Calamu, a cybersecurity startup in its early stages that is developing technology to aid organisations in recovering from ransomware infestations, has raised $16.5 million in venture capital funding.
The Series A investment takes the amount raised by the Clinton, New Jersey-based company to $20 million, which will be utilised to expand the team and improve the product platform.

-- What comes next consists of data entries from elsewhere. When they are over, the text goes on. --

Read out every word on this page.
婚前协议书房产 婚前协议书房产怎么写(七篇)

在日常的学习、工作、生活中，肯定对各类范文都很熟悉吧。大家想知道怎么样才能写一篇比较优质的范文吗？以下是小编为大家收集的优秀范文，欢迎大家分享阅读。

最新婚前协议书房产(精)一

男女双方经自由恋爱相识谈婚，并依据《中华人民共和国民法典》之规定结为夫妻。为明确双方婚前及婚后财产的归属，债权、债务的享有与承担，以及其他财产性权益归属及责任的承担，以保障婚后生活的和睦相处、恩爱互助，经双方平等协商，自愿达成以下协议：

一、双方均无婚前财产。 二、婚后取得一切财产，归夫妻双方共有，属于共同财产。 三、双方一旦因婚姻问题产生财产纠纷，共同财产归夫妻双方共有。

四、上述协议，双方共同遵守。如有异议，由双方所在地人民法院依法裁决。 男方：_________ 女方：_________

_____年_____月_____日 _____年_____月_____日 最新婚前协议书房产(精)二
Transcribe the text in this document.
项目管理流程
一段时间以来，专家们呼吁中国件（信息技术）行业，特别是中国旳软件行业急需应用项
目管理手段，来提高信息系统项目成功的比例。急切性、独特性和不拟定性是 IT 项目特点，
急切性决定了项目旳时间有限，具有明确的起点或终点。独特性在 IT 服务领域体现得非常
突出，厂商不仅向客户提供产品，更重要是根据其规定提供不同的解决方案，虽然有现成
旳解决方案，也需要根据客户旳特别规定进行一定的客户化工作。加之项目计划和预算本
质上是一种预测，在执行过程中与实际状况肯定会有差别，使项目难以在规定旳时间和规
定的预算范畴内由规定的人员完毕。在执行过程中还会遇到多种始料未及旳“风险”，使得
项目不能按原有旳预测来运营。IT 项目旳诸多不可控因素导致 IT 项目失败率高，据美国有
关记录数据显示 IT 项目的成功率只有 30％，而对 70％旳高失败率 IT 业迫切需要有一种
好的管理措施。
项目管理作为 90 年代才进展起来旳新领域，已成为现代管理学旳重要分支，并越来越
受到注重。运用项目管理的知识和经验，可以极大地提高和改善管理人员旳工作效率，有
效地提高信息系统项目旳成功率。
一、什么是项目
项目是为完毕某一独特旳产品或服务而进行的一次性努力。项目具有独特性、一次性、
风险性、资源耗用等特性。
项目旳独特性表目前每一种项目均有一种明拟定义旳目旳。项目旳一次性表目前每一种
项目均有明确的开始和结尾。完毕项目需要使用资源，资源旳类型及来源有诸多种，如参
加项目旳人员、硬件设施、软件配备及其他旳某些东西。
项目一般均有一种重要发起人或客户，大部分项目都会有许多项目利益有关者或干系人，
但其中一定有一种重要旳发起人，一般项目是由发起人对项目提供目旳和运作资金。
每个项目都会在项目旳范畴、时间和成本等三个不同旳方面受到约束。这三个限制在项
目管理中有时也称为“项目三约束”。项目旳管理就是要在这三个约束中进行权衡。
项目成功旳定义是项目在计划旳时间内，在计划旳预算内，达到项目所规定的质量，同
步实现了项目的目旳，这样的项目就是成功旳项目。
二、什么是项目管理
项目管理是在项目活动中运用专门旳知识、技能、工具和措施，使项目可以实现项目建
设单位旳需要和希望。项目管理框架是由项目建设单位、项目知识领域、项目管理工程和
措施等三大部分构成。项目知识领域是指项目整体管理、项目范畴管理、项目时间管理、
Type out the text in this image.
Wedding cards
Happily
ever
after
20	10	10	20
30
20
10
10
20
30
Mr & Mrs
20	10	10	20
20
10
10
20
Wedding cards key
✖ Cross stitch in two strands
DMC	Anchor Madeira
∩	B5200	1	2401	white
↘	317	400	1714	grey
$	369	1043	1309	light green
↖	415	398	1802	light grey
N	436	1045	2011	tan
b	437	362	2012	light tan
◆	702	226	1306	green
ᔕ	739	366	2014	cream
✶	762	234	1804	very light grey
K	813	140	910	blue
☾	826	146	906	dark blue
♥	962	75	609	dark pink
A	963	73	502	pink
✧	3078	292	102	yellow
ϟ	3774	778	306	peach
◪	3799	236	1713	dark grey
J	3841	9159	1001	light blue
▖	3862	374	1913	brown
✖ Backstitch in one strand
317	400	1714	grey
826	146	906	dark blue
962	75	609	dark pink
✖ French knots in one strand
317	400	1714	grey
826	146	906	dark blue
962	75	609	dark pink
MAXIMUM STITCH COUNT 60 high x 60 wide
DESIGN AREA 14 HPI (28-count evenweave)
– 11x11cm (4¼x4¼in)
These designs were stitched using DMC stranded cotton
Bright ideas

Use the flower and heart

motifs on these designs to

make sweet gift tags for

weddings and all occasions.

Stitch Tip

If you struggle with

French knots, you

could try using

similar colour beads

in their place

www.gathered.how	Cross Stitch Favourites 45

Insight Partners led the fresh round of funding, with Dell Technologies Capital joining as a seed investor.
Calamu is developing a clever approach to data security and protection that involves encrypting and fragmenting data at the source — cloud applications or local file systems — and scattering individually re-encrypted fragments across big-cloud storage locations like Amazon AWS, Microsoft Azure, and Google Cloud.
According to Calamu, because a complete data object does not reside in any one area or provider, this redundant virtual storage environment (also known as a data harbour) helps to minimise widely exploited attack vectors.
“With the continual danger of ransomware and rising regulatory pressure, keeping critical data out of enemy hands is a top issue for the company.” Hackers continue to infiltrate commercial data systems, whether the data is hosted in the cloud or on-premises, and have discovered new ways to circumvent defensive tactics and disrupt operations, according to the company.
Calamu data is useless to hackers if taken, and it instantly self-heals if attacked by ransomware,” the company claimed.
According to Calamu CEO Paul Lewis, the system prevents attackers from obtaining anything of value while allowing authorised users and programmes to access pristine data as if nothing had happened.
Calamu’s fundraising round comes as global enterprises grapple with an uptick in data-extortion ransomware assaults over the previous two years.
Ransomware is a big threat for government organisations and businesses of all kinds, according to a new advice released this week by the US government’s cybersecurity response agency CISA.
According to the agency, ransomware affected 14 of the 16 critical infrastructure sectors in the United States in 2020, and ransomware groups are now focusing on mid-market targets in the United States.